I think this is far from being proven. Consider the following approach, which fully conforms to Python’s backward compatibility policy (note that I’m not trying to preserve support for every existing .pth file - I don’t think that’s a reasonable constraint, and it’s not what the compatibility policy requires).
- Deprecate the use of anything other than a single module name on an
import line in a .pth file. We can produce a warning when such lines are encountered, and the migration advice is simple - take the content of the import line, put it in an importable module in your package, and replace the line with import <your new module>.
- Complete the deprecation by rejecting
import lines that don’t follow the new rules.
- Redefine the semantics of
.pth files to work as if the “normal” lines are what is contained in the paths.dirs list in the .site.toml spec, and the “import” lines are handled like the entrypoints section - but with the action being to import the given module rather than execute the given entry point.
The deprecation in step 1 can be extended as long as we like, but I see no reason why it should be any longer than a normal deprecation, given that the fix is so simple.
Unless there’s a flaw in PEP 829 (see below), I believe step 3 should result in the same behaviour as the current method of executing .pth files. But it allows the future policy model, fine-grained control, and error reporting improvements that PEP 829 offers, without needing a new file format.
I don’t see any significant benefit in using an entry point rather than an importable module - if anything, it has the disadvantage of allowing startup code to be shipped in the same file as normal runtime code, whereas using an importable module makes it clear that everything in that file is startup time code.

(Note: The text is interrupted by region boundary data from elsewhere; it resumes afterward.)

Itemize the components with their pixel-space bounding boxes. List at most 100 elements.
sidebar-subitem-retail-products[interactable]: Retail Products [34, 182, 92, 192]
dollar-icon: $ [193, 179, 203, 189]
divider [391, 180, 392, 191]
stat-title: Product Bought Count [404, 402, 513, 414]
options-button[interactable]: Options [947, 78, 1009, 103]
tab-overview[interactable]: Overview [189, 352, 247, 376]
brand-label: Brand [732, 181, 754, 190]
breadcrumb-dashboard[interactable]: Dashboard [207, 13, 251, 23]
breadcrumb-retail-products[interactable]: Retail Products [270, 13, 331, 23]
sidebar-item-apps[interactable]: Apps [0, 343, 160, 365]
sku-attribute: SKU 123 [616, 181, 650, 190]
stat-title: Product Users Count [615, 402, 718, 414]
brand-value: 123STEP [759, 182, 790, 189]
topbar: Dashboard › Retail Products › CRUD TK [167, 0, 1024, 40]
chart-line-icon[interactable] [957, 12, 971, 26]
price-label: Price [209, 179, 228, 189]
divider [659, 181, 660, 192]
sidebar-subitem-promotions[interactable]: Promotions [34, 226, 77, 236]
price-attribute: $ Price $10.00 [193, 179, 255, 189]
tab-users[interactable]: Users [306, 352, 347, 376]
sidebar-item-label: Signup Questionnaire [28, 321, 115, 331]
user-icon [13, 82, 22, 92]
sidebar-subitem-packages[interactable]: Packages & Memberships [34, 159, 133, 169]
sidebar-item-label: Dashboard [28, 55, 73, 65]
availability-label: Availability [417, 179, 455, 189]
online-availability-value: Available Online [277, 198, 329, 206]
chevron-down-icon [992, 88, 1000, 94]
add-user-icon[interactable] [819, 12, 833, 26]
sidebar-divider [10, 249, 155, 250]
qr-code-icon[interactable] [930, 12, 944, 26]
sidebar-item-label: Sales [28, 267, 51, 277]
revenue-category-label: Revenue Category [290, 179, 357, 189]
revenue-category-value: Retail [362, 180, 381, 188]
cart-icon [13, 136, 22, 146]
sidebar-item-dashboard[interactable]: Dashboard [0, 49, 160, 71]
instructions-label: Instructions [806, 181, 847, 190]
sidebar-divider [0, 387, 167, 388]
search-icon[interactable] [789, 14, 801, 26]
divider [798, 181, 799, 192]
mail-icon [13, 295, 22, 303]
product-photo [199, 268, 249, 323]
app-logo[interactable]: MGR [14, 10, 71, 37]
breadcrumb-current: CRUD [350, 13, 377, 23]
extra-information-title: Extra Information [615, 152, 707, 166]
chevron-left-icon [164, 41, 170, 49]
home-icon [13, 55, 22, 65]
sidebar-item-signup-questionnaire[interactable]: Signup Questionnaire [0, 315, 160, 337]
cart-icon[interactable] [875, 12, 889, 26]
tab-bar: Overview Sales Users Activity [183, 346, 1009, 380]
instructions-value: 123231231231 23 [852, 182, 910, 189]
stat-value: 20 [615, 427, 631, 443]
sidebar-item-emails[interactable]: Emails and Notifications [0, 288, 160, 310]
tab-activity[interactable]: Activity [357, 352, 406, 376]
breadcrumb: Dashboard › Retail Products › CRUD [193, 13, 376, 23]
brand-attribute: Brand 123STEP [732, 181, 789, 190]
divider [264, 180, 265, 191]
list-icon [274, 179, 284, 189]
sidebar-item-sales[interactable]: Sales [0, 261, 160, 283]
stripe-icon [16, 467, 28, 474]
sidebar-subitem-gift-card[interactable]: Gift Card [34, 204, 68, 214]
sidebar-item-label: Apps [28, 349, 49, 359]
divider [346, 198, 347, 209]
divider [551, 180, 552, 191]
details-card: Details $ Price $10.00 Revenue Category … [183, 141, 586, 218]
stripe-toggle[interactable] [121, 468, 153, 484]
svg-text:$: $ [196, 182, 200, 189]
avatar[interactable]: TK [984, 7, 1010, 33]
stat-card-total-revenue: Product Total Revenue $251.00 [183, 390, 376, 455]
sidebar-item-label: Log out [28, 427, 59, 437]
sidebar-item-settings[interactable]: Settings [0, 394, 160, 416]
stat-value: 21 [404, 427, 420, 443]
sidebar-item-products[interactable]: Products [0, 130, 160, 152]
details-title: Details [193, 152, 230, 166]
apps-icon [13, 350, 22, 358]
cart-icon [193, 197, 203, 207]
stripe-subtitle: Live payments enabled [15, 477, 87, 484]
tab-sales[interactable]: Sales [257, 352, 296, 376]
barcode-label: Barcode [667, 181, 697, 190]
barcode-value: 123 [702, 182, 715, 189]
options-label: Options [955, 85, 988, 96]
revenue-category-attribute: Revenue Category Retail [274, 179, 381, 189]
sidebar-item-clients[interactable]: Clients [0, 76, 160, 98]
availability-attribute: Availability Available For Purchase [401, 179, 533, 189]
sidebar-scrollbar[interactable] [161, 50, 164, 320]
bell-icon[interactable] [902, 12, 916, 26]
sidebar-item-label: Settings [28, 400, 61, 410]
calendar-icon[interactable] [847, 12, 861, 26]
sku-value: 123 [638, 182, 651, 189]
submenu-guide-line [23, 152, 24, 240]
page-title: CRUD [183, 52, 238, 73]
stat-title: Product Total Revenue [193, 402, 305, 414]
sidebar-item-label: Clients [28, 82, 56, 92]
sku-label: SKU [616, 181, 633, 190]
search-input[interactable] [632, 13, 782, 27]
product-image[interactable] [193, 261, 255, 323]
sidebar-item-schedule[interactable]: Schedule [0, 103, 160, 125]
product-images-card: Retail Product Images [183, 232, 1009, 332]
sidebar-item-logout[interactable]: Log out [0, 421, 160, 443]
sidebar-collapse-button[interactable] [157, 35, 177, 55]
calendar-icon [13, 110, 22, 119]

There’s no “built in” extensibility, unlike TOML, but frankly, do we even want to extend the functionality here? All of the discussions have been around reducing functionality, so an extensible format seems like an unnecessary luxury. And in any case, if we wanted to extend the .pth format, we could always add new “start of line” keywords. It’s a bit clumsy, but IMO it’s good enough for something that I believe we won’t need in any case 
It’s possible that the switch from processing .pth files in turn, line by line, to a batch process of collecting all files, processing “path extension” lines first and then processing “import” lines could change behaviour. But I can’t come up with an example where this would happen that isn’t clearly artificial. If anyone can find such a case, please describe it, as it’s probably also a case where PEP 829 won’t act as a valid replacement for .pth files.
The one downside of this plan is that people can’t opt into the new semantics early. But given how little benefit they gain for themselves by doing so, I don’t think this is a major issue. I know, for example, that I will probably just ignore PEP 829 for all of my projects until forced to adopt it when CPython actually removes support for .pth files altogether.
Thoughts? I’d rather not have to write this up as a competing PEP - it’s a lot of work just to resolve a difference of opinion on the file format, and it forces the SC to judge between two almost-identical PEPs, something I’m sure they’d prefer not to do, if only because they would be bound to disappoint one group of people in that case. But I’m not sure I can support PEP 829 in its current form.